The state of Illinois, its legislators and its governor, have not a clue how to solve the stupendous morass of problems they have created, inherited, exacerbated. And so, of course, legislators have turned their full, misguided attention toward the only level of government in Illinois that sort of, sometimes works: local government.
Bringing the full force of conflicted interests and a resolute desire to distract from their total ineptitude as governing bodies and leaders, forces are simultaneously at work to bankrupt local schools, parks, libraries with a hare-brained measure to freeze local property taxes … forever!
Yes, this state’s property tax system in onerous and unfair. But it happens to be the primary method of funding all the services real people in real towns actually need. You know, ambulances, schoolteachers, swing sets, sewers.
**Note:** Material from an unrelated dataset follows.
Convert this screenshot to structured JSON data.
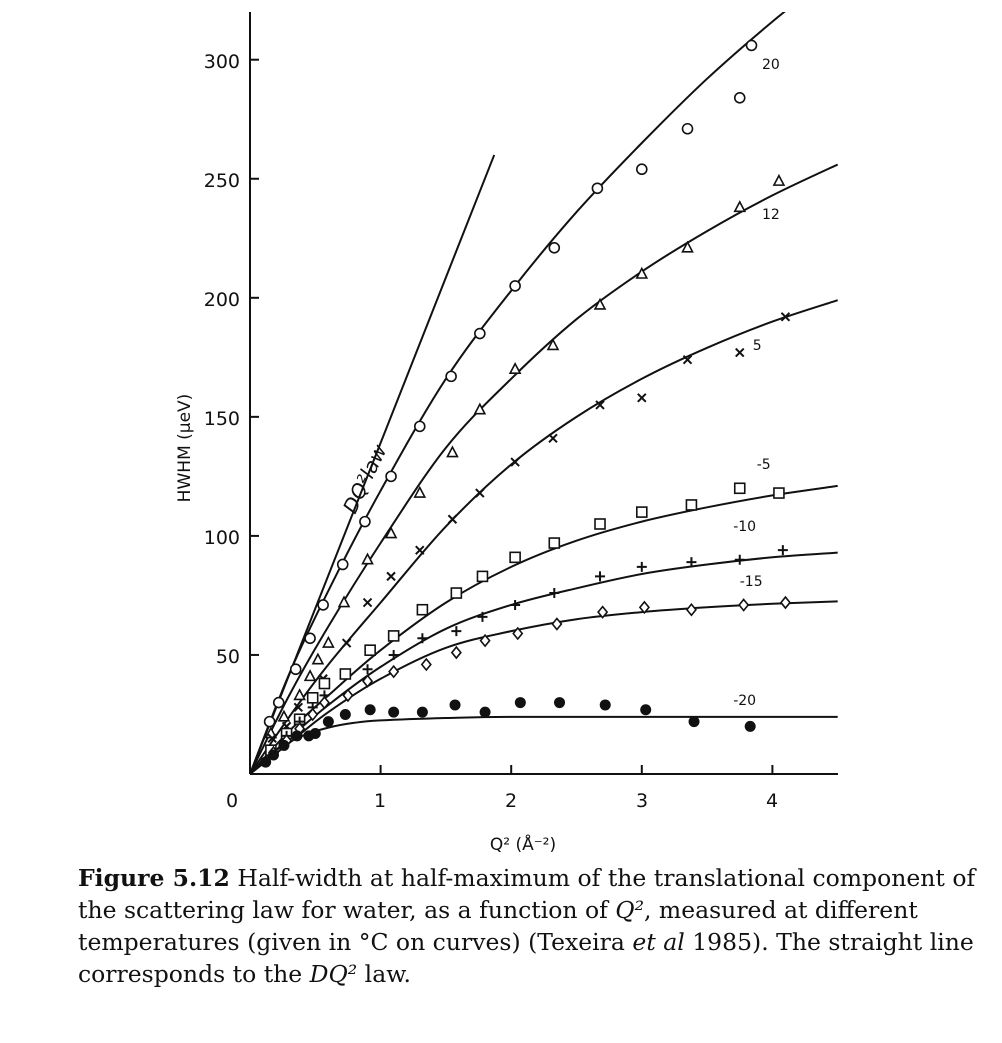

You can’t permanently cap the revenue source and expect local services to function.
Now if they want to overhaul property taxes statewide by raising state income taxes and making those taxes progressive by finally taking on the primary financial responsibility to fund schools that the state constitution calls for, good.
But only then can these stick figures in Springfield pretend to be ready to muck around with a proven and imperfect funding mechanism that works in our local towns.
Meanwhile, there is another low-grade fever sweeping the state capital that would greatly expand “home rule” authority in any Illinois community that sports a stoplight and a Casey’s General Store (any town bigger than 5,000 souls). Local governments love home rule as it gives them greater authority to make key decisions. It also allows local governments bigger than 25,000 people, or that have directly OK’d it by referendum to increase revenues in any number of ways.
Around here, two towns, River Forest and Forest Park, have put home rule on the ballot in recent decades and it went down harder than Trump will in this fall’s general election.
At this paper, we are believers in local government and so we have typically been full-throated in support of home rule. But voters, even on the level where they go to church and the gym with their electeds, are adamant in rejecting that expansion of local taxing authority. Only Springfield would take this moment of near-unanimous loss of faith in state government to put this measure forward.
Of course, the statewide home rule expansion has little chance of going anywhere. Although a municipal lobbying group is pushing for it, the legislation, which calls for putting the question to voters statewide, is stalled in the House.
And anyway it’d take three-fifths of legislators to get the question on the ballot and then three-fifths of voters to approve it. Not exactly what we’d call terrific odds.
We get it. You’re powerless to actually pass a state budget and now you’re bored. But don’t take it out on the rest of us trying to just live quietly and survive Springfield’s implosion.